After the staff unanimously turned this idea down in two seconds, we decided to go with the usual format. For the kindergartens and grade ones, it was easy. Does it really matter what they do? Who can resist thirty little ones in their Christmas finery, up on stage for the first time? The grade two-three class got their hands on a super musical about Santa and his snowmobile, which they performed with a beautiful wooden skidoo built by one of the dads. The grade three-fours did some skits they wrote themselves, and the five-sixes sang a couple of carols with their classroom assistant, a talented local musician.
But what was I to do? The seven-eight-nines thought the whole concept of a concert too juvenile for words. "Can't we just set up the chairs and pull the curtain open and closed?" One suggested. "We'll serve refreshments," another offered. "Do we have to?" In their own adolescent way, I knew they wanted to be a part of the evening, but they just couldn't figure out how. As the day of the concert drew frighteningly nearer, I tried to get creative. "You could write your own play about what Christmas in the north is like?" No way. "How about an air band with some contemporary holiday music?" Well, maybe...no way. "What if you read and acted out `The Night Before Christmas'?" Forget it. "Okay, break into small groups and brainstorm your own ideas. But we have to put something on."

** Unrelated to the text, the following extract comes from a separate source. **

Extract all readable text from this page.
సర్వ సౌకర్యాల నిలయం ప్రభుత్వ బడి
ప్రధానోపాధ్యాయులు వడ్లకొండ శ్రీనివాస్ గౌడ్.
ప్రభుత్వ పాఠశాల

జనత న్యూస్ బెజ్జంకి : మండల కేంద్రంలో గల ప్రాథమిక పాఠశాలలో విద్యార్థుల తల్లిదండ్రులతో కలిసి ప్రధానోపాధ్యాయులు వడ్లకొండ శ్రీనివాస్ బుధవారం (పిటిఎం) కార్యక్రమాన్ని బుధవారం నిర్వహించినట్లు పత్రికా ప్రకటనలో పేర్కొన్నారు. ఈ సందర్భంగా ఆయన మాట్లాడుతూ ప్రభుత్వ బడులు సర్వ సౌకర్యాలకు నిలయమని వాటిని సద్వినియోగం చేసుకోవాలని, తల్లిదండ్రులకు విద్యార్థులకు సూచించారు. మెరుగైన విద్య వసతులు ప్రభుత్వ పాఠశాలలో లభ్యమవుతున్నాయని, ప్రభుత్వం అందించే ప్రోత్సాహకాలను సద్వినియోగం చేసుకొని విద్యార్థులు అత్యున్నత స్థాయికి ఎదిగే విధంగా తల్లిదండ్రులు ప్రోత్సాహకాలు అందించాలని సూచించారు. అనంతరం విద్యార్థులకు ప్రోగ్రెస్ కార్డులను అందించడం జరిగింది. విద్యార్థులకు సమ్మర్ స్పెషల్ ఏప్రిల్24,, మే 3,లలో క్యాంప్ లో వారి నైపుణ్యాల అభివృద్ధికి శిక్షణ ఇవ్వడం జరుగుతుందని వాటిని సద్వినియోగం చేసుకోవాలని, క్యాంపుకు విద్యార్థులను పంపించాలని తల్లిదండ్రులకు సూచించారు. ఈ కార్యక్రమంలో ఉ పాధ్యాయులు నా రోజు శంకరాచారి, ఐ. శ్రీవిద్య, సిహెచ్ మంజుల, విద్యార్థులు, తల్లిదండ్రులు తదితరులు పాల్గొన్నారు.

Imagine my astonishment when the final decision was handed down. "We want to read the story of Christmas from the Bible and act it out." This from a bunch of 12-18 year olds whose behaviour had caused the local nuns to cancel their religious instruction class? This from the group of wild and rebellious young offenders who had named their class `The Exterminators'? The Christmas story?
And so it was that the next week of afternoons were spent in a frenzy of tempera and tinsel. Helen and Susan painted brilliant backdrops in the style of Ted Harrison, Lorraine and others prepared their angel wings, Curtis practiced his humble bow as a wise man and Eddy and Eugene sorted through tea towels and rummaged for bathrobes befitting a native shepherd. Myra, a grade seven who had startling just burst into womanhood, rehearsed her lines- and Cindy volunteered to open and close the curtains.
The concert itself was bedlam. The classroom rang with last minute threats to back out by the principal players, screams that halos were misplaced, the baby for the manger couldn't be found, and where was Myra?
The community turned out in full force to watch, although the adults in the audience could have used a few lessons in concert hall etiquette. Dads wandered out for a smoke in the middle of songs, aunties gossiped with other aunties, moms visited the bathroom and shouted at their children at inappropriate times, but the kids were perfect. They shone with a glow more perfect than anything the makeshift spotlights could provide.
The next year, there was a new principal. In his wisdom he decided that given the chaos of the previous concert, the school would not host another. The stressed out staff did not protest. I never found out what the people in the community thought, and maybe they didn't care, but I know the kids missed their concert. They seemed to be the only ones who knew what it was all about.